A des époques différentes, elle avait été marquée par des orientations successives pour faire face aux idéologies considérées comme subversives, tels le pan-islamisme, le panarabisme et le bolchévisme entre autres. En vérité, le colonisateur français s'était toujours méfié de l'Islam, même s'il avait involontairement favorisé son expansion. En effet, en multipliant les infrastructures nécessaires au transport des matières premières destinées à la métropole, le colonisateur ouvrait malgré lui des voies de pénétration à la religion musulmane.
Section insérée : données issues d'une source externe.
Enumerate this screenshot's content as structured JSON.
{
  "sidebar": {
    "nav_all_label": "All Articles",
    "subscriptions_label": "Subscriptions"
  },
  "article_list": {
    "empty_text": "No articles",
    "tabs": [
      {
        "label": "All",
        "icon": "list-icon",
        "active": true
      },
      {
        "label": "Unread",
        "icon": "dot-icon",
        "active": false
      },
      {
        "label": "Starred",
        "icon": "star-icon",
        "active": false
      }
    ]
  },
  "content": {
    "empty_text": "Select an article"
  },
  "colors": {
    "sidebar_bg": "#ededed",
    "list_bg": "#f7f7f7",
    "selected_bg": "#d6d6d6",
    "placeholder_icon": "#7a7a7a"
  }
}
En affectant des fonctionnaires déjà islamisés (Sénégalais et Soudanais) en Côte d'Ivoire par exemple, l'occupant participait sans le vouloir et peut-être sans s'en apercevoir, au développement de l'Islam dans la forêt 2. A ce sujet, le point de vue de J. Suret Canale semble très proche de la vérité :

« On ne peut dire, comme J. Richard-Molard, que l'administration coloniale française ait systématiquement favorisé les musulmans ; s'inspirant de la pratique des « bureaux arabes » en Algérie, elle chercha, il est vrai, à s'appuyer sur les cadres féodaux qui, généralement, avaient été gagnés à l'Islam.

Mais l'Islam lui-même fut toujours l'objet d'une méfiance maladive comme véhicule possible de redoutables influences étrangères.

Dans l'ensemble, de façon absolument involontaire, par les conditions économiques et sociales objectives qu'elle a créées, la colonisation a favorisé le progrès de l'Islam 3. »

Il convient de faire remarquer qu'à la fin du siècle dernier, l'Islam était considéré par certains responsables coloniaux comme une étape qui faciliterait l'insertion du Noir au monde “civilisé” : “La propagande musulmane est un pas vers la civilisation en Afrique occidentale 4.” Peu de temps après, à la veille de la Première Guerre mondiale, l'Islam devint encore suspect 5.

Les considérations relevant d'une part de la conjoncture politique internationale et d'autre part de la laïcisation de l'Etat français par la loi du 9 décembre 1905, semblent avoir été les raisons essentielles de ce changement. En effet, l'alliance éventuelle du pan-islamisme 6 et du pan-germanisme semble avoir été l'obsession des tenants de l'empire colonial français. Faut-il rappeler le voyage de Guillaume II à Constantinople, à Damas et à Jérusalem (1898) et la construction de la voie ferrée Berlin-Byzance-Bagdad (1904) ? L'Allemagne, qui voulait apparaître aux yeux du monde musulman comme une puissance protectrice de l'Islam, ne s'était-elle pas engagée à défendre l'indépendance du Maroc en 1905 ? D'autre part, il est intéressant de noter que, presque au même moment, le souverain ottoman Abdul Hamid II avait choisi comme objectif majeur de sa politique étrangère « la reconstruction à son profit du khalifat universel ».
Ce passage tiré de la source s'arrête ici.